Malgré Internet et la modernité qui nous apprend qu’on peut tout dématérialiser, j’ai l’impression d’être Caroline Ingalls, apprenant à ses filles dans sa petite maison de la prairie isolée, l’arithmétique et l’orthographe piochés dans de vieux livres tachetés, transmis comme des trésors de famille. Car, écrans ou non, je fais bien chaque jour la classe à mes enfants sur un bout de la table du salon. Dictées, calculs, conjugaisons, problèmes. Pages de culture générale. Champs lexicaux. Paysages et questions des ports du bout du monde. Poésies. C’est, sur ce bout de table, une classe unique : maternelle, CE2, sixième. Ce n’est plus le vénérable livre jauni que Laura et Mary Ingalls se partagent, mais l’ordinateur qu’il faut accepter de se passer à tour de rôle, organisant le travail pour qu’aucun enfant n’en ait besoin en même temps. Le matin, la lecture des documents sur l’écran est aisée. L’après-midi, l’éblouissante lumière qui nous frappe par la fenêtre rend tout travail informatique impossible. Faut-il fermer les rideaux ? Aller se cacher dans une pièce plus sombre et renoncer à la lumière du jour comme on a déjà renoncé aux sorties printanières ? Alors on fera les exercices recopiés de ma main le matin sur la table chargée de miettes de pain.

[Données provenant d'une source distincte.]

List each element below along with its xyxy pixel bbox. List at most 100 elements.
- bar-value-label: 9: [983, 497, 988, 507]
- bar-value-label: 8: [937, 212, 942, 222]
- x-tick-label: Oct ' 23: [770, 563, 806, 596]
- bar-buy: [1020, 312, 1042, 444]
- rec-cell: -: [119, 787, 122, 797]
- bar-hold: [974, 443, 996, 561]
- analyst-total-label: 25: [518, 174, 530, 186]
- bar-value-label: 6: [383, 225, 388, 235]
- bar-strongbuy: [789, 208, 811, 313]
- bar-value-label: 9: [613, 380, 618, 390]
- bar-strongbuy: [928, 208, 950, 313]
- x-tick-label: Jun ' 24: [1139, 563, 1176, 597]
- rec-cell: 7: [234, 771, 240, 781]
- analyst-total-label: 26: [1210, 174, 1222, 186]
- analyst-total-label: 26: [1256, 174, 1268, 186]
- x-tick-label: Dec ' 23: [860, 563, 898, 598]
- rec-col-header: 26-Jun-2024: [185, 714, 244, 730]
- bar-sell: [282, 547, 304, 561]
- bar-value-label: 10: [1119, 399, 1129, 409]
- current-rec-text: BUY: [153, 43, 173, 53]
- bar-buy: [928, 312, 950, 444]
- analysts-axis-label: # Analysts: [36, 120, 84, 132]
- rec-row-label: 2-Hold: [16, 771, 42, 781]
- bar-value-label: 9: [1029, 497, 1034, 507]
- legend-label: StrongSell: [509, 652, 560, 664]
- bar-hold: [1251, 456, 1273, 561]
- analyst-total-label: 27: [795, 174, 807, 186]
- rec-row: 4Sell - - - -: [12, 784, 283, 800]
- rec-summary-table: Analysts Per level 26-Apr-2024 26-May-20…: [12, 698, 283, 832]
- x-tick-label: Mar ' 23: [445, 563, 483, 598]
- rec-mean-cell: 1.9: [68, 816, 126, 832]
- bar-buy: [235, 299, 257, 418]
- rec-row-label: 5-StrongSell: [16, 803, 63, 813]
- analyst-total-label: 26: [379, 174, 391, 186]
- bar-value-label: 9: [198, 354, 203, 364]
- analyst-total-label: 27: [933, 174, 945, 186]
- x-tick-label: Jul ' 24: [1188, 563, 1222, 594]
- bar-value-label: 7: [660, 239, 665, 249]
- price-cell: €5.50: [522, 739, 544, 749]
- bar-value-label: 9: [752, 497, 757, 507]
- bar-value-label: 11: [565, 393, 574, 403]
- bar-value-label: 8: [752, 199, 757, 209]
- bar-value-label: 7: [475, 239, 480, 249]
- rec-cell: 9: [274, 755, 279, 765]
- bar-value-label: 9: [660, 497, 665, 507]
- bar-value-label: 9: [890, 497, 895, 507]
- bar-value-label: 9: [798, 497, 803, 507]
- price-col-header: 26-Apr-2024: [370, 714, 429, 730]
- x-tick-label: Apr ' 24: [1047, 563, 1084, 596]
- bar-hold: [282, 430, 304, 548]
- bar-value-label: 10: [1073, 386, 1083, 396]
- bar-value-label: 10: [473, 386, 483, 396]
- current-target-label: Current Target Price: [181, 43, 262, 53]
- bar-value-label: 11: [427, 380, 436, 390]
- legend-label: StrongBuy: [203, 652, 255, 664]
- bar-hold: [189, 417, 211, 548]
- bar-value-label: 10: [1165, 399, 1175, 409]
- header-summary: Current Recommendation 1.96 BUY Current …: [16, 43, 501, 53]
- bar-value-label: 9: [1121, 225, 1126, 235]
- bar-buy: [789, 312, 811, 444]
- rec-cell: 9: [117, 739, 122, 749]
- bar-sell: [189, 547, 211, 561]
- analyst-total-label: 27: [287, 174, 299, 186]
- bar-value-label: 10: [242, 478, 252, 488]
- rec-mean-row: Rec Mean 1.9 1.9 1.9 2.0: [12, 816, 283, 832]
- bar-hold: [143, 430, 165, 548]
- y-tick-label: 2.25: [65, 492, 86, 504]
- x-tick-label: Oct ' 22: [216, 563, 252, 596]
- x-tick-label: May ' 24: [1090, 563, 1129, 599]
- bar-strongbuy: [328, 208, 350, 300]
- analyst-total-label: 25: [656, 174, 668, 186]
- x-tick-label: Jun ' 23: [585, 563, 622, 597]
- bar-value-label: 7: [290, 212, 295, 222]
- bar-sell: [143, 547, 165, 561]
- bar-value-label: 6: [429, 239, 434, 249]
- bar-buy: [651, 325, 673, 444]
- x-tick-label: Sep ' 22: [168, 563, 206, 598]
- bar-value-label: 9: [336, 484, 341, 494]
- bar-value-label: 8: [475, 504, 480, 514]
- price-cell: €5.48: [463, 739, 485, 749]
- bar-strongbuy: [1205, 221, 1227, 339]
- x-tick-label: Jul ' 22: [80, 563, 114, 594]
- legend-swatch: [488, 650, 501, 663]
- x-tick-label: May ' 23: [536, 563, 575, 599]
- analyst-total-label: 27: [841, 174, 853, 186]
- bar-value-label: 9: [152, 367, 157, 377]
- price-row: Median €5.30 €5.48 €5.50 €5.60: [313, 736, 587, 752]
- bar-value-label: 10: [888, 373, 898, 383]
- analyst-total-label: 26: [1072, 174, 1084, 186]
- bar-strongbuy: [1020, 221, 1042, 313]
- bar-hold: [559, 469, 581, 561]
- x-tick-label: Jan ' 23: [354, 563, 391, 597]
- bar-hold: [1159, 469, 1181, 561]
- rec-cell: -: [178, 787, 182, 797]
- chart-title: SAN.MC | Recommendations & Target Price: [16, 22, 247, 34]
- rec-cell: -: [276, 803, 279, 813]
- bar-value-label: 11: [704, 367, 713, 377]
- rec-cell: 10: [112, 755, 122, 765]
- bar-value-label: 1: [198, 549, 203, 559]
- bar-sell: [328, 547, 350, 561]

Derrière le mur, dans le couloir, dehors parfois, on entend vivre des gens. Et pourtant mes enfants ne vivent qu’avec moi, isolés de tous comme en 1880 dans l’Ouest américain. On parle écrans, tablettes, play. Pourquoi alors cette impression d’avoir remonté le temps ? Quelques jours désemparée, j’ai retrouvé dans mes souvenirs comment confectionner des guirlandes et des fleurs en papier. Comment fabriquer des pompons. Comment vider sans les casser pour les peindre, des œufs. Comment fabriquer de la pâte à sel. Comment jouer au loup, à chat couleur, à chat glacé, à l’épervier, à jacadi et à un deux trois soleil sur les parkings déserts. Nous ne voyons personne. Nous tricotons des écharpes irrégulières en perdant des mailles. Nous regardons de très vieux films serrés ensemble sur le canapé. Fernandel, Pagnol, De Funès. Nous dormons tous dans la même chambre pour faire fuir les angoisses de la maladie et des séparations douloureuses. Internet rame, Skype saute, WattApps mouline souvent, mais je fais chaque jour la classe à mes enfants, isolés que nous sommes dans l’immense prairie du confinement.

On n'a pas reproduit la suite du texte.